The decades of the 1980s and 1990s seem to offer two different fiscal models for promoting economic growth. The 1980s under President Reagan suggest that cutting taxes is more important than balancing the budget. The 1990s under President Clinton suggest the importance of balancing the budget with moderate tax increases. Yet the results in each decade were similar: sustained economic growth. President George W. Bush has clearly been following the Reagan model in his first term: enacting large tax cuts even as the federal budget approaches record deficits. But has the Bush team taken the correct lessons from our recent economic past? Do the Bush policies promote long-term growth or jeopardize it?
Just two years ago, in the 2000 fiscal year, the annual federal budget had a surplus of $236 billion. Now the federal government is facing a budget deficit of more than $150 billion, possibly much more. And whereas during the presidential campaign of 2000, the candidates were debating how to spend trillions in expected future surpluses, the Congressional Budget Office is now projecting a cumulative $1 trillion deficit by 2011. What happened to the surplus, and what is to blame for the return of the deficit? Is it President Bush's tax cut? Or was it the recession of 2001 and the war on terrorism? In light of the deficit, what should we make of the president's budget plans?
The war on terrorism has created unique ideological challenges for both ends of the American political spectrum. Does the left, long opposed to the exercise of U.S. military power, risk irrelevance by opposing the war on terror? How does the libertarian wing of the right, long opposed to big government, respond to its expanding role in protecting our security?

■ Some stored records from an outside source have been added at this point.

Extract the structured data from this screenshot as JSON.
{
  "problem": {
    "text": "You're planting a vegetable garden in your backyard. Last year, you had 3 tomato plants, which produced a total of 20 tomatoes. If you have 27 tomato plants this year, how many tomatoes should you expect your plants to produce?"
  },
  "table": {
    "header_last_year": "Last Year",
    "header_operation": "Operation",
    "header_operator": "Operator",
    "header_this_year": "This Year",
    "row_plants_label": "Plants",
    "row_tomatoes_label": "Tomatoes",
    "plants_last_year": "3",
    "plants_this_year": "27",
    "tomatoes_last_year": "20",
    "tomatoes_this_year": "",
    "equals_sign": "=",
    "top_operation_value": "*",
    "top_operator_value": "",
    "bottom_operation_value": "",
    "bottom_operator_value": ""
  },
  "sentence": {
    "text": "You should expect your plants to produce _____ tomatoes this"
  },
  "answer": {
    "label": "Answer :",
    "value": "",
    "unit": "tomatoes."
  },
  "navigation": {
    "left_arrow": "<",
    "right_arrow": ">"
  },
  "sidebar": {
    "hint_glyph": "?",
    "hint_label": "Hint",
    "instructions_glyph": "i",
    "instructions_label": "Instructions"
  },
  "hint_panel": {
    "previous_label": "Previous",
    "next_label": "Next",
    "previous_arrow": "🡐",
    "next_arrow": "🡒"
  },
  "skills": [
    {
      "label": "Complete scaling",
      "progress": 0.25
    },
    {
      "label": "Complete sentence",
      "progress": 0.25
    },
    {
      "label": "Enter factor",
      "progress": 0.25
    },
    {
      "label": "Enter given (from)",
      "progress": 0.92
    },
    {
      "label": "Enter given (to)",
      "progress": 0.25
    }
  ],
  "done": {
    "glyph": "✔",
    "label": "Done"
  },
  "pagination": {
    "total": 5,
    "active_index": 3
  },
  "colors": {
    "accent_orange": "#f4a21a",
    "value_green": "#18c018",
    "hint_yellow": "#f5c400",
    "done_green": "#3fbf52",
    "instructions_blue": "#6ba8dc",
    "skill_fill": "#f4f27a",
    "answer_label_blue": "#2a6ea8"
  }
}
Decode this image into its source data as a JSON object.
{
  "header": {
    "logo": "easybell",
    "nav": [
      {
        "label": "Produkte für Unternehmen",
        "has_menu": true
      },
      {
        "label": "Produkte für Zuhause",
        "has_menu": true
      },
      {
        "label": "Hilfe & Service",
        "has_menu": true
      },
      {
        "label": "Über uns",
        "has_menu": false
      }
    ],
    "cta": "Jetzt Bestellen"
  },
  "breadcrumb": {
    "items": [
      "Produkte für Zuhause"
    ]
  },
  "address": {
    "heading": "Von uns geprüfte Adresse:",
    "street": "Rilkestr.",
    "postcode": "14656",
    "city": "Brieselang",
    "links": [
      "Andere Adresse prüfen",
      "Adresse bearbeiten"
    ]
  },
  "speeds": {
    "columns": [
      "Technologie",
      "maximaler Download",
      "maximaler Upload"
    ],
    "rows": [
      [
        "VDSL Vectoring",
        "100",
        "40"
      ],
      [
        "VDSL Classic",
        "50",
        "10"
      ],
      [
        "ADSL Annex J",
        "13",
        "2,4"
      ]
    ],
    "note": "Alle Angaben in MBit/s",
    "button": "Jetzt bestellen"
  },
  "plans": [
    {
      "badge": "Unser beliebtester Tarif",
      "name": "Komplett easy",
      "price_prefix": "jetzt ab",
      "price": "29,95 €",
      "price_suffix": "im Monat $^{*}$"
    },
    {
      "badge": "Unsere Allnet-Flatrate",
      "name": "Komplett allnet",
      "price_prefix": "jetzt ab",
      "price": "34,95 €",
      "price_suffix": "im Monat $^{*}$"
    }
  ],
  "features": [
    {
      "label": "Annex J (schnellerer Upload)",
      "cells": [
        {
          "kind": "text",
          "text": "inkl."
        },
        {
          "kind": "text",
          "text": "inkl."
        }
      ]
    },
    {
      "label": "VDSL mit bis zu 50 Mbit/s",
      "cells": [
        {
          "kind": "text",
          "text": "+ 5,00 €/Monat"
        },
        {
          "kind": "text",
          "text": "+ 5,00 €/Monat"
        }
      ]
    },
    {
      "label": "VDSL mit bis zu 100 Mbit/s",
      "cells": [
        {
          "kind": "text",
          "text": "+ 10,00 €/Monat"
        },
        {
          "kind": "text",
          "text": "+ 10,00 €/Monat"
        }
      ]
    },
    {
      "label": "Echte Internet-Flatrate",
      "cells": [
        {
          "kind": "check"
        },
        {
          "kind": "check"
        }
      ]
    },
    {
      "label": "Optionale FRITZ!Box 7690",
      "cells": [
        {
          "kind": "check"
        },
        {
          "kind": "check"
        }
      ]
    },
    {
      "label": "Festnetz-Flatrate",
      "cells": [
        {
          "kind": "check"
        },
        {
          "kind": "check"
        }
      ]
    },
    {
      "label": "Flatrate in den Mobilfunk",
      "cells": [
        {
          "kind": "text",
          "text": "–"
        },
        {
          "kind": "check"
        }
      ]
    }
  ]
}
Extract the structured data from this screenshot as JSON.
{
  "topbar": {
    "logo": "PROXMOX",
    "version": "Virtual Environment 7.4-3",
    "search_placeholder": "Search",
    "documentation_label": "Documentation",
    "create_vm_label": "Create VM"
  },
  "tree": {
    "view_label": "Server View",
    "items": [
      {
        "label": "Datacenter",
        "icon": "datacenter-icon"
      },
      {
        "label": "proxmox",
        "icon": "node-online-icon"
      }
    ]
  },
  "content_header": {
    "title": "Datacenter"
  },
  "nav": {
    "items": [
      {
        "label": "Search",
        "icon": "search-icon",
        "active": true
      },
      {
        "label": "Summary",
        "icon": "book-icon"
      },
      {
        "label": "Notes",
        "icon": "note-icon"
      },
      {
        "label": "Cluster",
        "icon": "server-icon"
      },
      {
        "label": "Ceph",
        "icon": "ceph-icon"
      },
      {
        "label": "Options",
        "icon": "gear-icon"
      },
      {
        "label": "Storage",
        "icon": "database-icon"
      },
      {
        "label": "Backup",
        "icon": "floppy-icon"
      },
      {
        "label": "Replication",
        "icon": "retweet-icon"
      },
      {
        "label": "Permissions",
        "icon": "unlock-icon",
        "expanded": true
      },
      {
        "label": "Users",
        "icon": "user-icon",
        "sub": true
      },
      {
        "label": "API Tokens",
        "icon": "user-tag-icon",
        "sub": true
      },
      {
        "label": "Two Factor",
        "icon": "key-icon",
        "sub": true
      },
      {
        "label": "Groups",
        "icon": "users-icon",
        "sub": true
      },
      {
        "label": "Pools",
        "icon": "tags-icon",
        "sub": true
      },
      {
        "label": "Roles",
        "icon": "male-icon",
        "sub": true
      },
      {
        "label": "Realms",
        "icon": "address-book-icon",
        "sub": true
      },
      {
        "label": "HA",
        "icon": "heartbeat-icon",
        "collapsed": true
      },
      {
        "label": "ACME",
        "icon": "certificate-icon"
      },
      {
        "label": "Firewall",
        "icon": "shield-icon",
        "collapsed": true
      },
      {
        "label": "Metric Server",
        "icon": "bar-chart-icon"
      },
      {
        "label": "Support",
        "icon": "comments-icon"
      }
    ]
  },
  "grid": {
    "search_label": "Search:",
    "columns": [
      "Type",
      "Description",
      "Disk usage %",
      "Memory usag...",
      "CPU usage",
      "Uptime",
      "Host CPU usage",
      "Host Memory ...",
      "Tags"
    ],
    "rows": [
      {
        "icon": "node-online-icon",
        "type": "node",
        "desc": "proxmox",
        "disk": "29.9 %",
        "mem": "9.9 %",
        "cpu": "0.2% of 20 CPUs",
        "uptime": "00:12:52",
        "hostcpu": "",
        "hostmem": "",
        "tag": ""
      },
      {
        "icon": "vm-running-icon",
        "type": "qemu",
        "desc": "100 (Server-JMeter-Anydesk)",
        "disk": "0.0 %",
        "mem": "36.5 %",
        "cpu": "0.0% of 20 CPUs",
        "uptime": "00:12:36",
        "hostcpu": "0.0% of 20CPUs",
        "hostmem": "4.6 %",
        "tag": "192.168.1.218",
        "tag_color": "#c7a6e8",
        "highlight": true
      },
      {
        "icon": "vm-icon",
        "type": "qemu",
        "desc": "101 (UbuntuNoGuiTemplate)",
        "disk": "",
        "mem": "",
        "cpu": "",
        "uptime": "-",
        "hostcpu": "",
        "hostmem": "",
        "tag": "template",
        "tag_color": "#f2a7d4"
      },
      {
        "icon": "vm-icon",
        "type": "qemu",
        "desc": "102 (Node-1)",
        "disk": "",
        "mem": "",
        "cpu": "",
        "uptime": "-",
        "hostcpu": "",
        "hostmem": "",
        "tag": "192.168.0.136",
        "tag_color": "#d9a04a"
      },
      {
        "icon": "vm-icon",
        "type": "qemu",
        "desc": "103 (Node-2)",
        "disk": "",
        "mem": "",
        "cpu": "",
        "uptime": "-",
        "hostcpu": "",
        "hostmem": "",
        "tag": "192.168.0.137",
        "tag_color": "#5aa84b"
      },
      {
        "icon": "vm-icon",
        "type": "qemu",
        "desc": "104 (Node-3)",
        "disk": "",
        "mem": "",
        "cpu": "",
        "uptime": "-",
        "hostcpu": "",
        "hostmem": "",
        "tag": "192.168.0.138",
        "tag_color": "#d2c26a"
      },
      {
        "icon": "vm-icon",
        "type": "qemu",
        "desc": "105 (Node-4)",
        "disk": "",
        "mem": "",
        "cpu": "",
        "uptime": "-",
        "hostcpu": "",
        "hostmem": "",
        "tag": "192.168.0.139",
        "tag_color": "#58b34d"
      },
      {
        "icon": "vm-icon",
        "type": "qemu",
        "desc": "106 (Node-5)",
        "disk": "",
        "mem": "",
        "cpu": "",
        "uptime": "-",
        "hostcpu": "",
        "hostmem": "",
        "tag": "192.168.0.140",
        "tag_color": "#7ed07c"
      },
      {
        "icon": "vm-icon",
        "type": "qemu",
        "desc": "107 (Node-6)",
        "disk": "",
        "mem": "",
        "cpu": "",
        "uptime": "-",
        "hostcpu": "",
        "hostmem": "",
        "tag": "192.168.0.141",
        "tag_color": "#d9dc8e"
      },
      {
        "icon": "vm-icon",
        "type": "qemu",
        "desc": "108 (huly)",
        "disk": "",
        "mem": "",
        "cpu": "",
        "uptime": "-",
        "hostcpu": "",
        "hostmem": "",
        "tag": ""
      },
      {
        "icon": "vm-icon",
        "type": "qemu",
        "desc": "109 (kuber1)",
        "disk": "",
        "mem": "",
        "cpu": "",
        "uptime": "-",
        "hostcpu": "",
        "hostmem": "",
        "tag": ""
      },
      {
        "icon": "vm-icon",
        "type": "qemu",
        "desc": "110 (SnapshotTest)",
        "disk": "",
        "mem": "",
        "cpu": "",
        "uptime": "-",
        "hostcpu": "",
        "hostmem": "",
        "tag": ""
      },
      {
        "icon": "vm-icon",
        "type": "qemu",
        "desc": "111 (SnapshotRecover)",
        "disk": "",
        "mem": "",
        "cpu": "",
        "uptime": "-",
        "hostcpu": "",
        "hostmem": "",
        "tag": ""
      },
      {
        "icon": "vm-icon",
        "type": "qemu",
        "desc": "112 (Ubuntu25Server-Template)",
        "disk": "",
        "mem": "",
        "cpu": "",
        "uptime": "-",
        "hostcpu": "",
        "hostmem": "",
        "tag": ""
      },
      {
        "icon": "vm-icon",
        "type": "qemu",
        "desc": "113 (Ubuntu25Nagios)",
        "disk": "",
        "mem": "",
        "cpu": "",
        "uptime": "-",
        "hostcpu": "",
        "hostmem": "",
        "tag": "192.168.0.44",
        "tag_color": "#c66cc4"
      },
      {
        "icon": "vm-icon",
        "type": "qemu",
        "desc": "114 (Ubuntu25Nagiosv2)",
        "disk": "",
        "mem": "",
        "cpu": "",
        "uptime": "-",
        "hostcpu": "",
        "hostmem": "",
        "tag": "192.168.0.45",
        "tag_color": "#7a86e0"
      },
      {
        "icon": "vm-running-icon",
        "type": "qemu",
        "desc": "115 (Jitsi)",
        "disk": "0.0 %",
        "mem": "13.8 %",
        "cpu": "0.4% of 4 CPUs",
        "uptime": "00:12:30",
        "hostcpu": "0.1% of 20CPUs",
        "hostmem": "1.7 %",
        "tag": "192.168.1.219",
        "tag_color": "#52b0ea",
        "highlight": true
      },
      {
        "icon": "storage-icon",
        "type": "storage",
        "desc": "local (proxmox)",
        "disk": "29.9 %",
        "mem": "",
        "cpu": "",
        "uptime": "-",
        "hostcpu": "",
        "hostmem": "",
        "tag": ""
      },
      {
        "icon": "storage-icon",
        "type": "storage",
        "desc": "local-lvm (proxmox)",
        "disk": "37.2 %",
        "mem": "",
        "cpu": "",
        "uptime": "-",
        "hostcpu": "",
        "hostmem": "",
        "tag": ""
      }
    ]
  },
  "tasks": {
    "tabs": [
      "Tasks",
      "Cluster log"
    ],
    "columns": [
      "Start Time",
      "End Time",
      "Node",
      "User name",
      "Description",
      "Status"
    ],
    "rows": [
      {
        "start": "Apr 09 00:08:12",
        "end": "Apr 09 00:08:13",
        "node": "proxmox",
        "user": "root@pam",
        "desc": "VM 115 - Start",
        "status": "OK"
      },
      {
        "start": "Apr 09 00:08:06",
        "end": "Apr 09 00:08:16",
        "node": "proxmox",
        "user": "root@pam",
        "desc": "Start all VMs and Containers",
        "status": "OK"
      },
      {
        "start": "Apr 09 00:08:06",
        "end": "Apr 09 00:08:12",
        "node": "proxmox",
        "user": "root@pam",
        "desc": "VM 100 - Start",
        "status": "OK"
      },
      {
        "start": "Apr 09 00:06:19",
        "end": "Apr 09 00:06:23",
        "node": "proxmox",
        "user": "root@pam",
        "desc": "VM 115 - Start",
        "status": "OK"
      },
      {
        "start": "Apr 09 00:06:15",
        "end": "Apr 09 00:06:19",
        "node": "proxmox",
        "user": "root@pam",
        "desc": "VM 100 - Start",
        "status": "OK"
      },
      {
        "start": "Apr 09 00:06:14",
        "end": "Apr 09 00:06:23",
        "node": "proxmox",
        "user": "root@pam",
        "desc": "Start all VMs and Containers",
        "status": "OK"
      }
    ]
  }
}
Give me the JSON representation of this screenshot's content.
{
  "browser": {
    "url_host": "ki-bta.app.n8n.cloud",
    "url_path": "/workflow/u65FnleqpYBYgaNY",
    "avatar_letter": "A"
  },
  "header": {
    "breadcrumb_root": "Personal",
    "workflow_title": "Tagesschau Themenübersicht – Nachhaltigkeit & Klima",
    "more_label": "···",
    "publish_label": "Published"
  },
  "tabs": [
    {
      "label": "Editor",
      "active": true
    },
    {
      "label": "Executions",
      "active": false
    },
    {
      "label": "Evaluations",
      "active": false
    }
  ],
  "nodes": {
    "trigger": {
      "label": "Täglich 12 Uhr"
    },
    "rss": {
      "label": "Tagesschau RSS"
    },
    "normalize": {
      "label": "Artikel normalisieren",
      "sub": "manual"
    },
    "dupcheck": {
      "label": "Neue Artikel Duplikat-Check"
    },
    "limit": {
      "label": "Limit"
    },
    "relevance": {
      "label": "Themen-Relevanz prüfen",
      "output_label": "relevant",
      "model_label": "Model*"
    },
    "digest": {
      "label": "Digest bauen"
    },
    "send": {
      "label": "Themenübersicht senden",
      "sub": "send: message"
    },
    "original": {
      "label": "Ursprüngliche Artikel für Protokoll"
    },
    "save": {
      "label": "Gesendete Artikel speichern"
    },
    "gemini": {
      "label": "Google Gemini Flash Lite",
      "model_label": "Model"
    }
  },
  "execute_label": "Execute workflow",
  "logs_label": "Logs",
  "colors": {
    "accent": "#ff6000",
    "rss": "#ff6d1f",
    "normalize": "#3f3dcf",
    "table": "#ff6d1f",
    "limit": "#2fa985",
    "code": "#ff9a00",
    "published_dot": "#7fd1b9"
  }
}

How has President Bush's conduct of the war on terrorism affected his chances for reelection in 2004?
It is estimated that currently there are between 7 and 10 million illegal immigrants in this country. Meanwhile the Border Patrol has grown from a staff of 2,000 and a $100 million budget 30 years ago to 11,000 men and women and a $9 billion budget today. Clearly, our attempts to control illegal immigration have not been working. But what should we do instead? President Bush has proposed a new immigration plan that would turn illegal immigrants already here into legal temporary workers. Is his plan an acknowledgment that our economy needs cheap immigrant labor and that we simply can't control our borders any longer? Or is his plan the entirely wrong way to address the immigration problem?
In September 2002, President Bush released the first National Security Strategy report of his administration. Crafted by the president, his national security adviser, Condoleezza Rice, and a team of experts both inside and outside government, the report lays out what some have called "the most important reformulation of U.S. grand strategy in more than half a century." Proponents say that the National Security Strategy presents the case for the responsible and justified use of American power, but critics call it a dangerous "doctrine without limits." Who's right?
Did Ronald Reagan win the cold war? It's been a dozen years since its end—time enough to look back on the era with some historical perspective. And one question that historians continue to argue about is the role that Ronald Reagan, the man and his policies, played in bringing the cold war to an end. To what extent did Reagan's cold war strategy build on efforts of previous administrations and to what extent was it new? Did the Soviet Union collapse as a result of external pressure or internal weakness?